“Back when I was a kid . . .”,
. . . said every parent who ever raised a child, whether in 2020 or 1620.
It’s true. Life is always changing, and our kiddos will never have the same experience we had growing up; just like we didn’t have the same experience our parents had.
For one, youth in 2020 have so many more opportunities to access information and education than we ever would have dreamt of in the 1980’s and 90’s. Communication, travel, health care, and entertainment have likewise advanced, connecting our world in a way that has never before been possible.
However, there is one area that is of great concern for myself and many others in healthcare and fitness. And that is the epidemic of childhood obesity and the crisis in youth fitness.
According to the CDC, ‘the percentage of childhood obesity is 13.9% among 2- to 5-year-olds, 18.4% among 6- to 11-year-olds, and 20.6% among 12- to 19-year-olds’1
Combine with the fact that ‘according to the National Institutes of Health, obesity and overweight together are the second leading cause of preventable death in the United States, close behind tobacco use; with an estimated 300,000 deaths per year attributed to the obesity epidemic!’2 (emphasis mine)
As a parent, this is probably not at all surprising to you. Kids these days are surrounded by instant virtual fun. Video games, YouTube, Social Media, and television provide more than enough entertainment to keep little Jonny and Suzie ‘busy’ all day long.
So what’s a parent to do?
First and foremost, we must lead by example. Many of us adults have likewise gotten quite lax in the area of diet and exercise. Fast food and a quick DVD seems the perfect way to unwind after a busy day. And the computer makes a cheap baby sitter. So let’s just agree to start by taking an honest look at the story we are telling and then decide what we can do about it.
Second, grocery shopping needs to be intentional. Fresh unprocessed foods, an abundance of fruits and vegetables, and a very limited number of snacks in the home makes it much easier to encourage healthier eating.

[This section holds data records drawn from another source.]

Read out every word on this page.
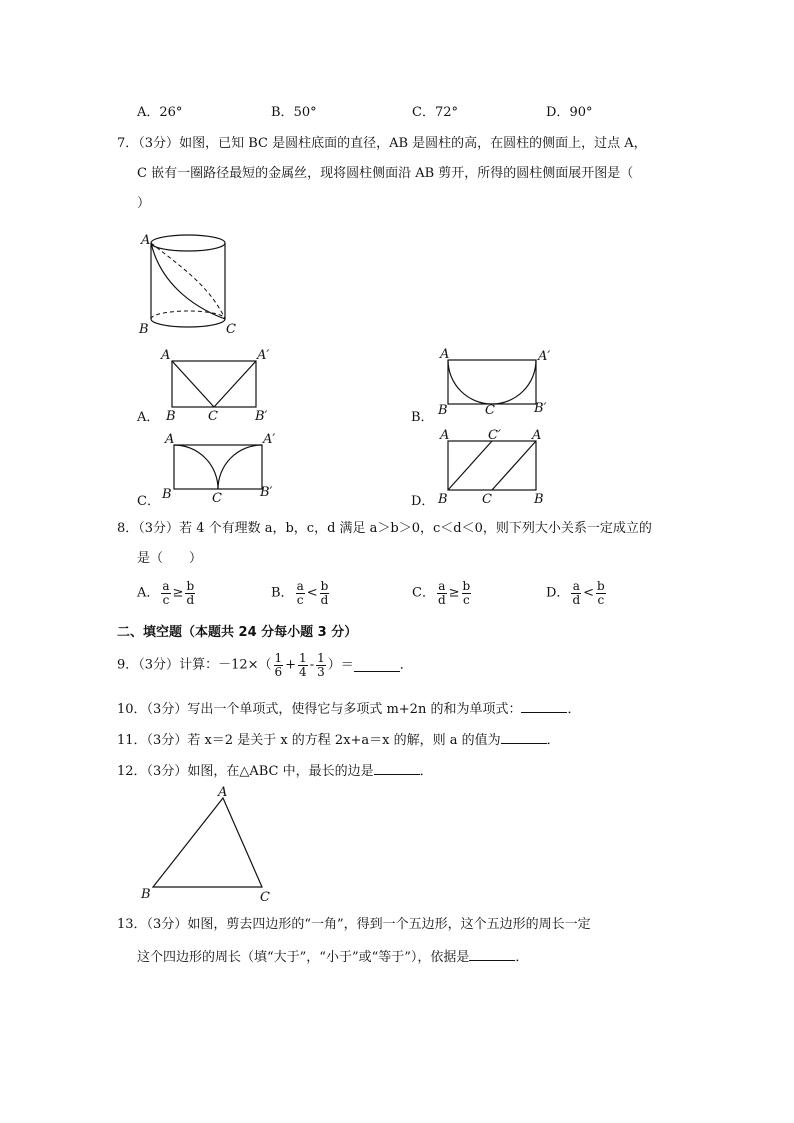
A．26°	B．50°	C．72°	D．90°
7．（3分）如图，已知 BC 是圆柱底面的直径，AB 是圆柱的高，在圆柱的侧面上，过点 A，
C 嵌有一圈路径最短的金属丝，现将圆柱侧面沿 AB 剪开，所得的圆柱侧面展开图是（
）
A
B	C
A．
A	A′
B C	B′	B．
A	A′
B	C	B′
C．
A	A′
B	C	B′
D．
A	C′ A
B	C	B
8．（3分）若 4 个有理数 a，b，c，d 满足 a＞b＞0，c＜d＜0，则下列大小关系一定成立的
是（　　）
A． $\frac{a}{c} \ge \frac{b}{d}$	B． $\frac{a}{c} < \frac{b}{d}$	C． $\frac{a}{d} \ge \frac{b}{c}$	D． $\frac{a}{d} < \frac{b}{c}$
二、填空题（本题共 24 分每小题 3 分）
9．（3分）计算：$-12\times( \frac{1}{6} + \frac{1}{4} - \frac{1}{3}$ ）＝	．
10．（3分）写出一个单项式，使得它与多项式 m+2n 的和为单项式：	．
11．（3分）若 x＝2 是关于 x 的方程 2x+a＝x 的解，则 a 的值为	．
12．（3分）如图，在△ABC 中，最长的边是	．
A
B	C
13．（3分）如图，剪去四边形的“一角”，得到一个五边形，这个五边形的周长一定
这个四边形的周长（填“大于”，“小于”或“等于”），依据是	．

Finally, we need to be detectives in discovering what kind of physical activities each of our unique children find engaging. Some like team sports, others like the great outdoors, and other like a challenge. As the owner of Bliss Climbing and Fitness, I am frequently blessed to have a parent come up to me and explain how their child just didn’t like any physical activity until he or she tried one of our rock climbing programs. Of course, climbing isn’t for every kid. Some just don’t get into it, just like some don’t get into basketball. The point is that we need to find that one or two things that really do get their blood pumping (literally and figuratively); and that often requires quite a bit of experimentation. But the results are so worth it.
We are instilling habits into our children every day. Habits of values, work ethic, kindness, and of course, fitness. Those values will follow them the rest of their lives. Let’s learn to be as intentional with their health as we are with their learning.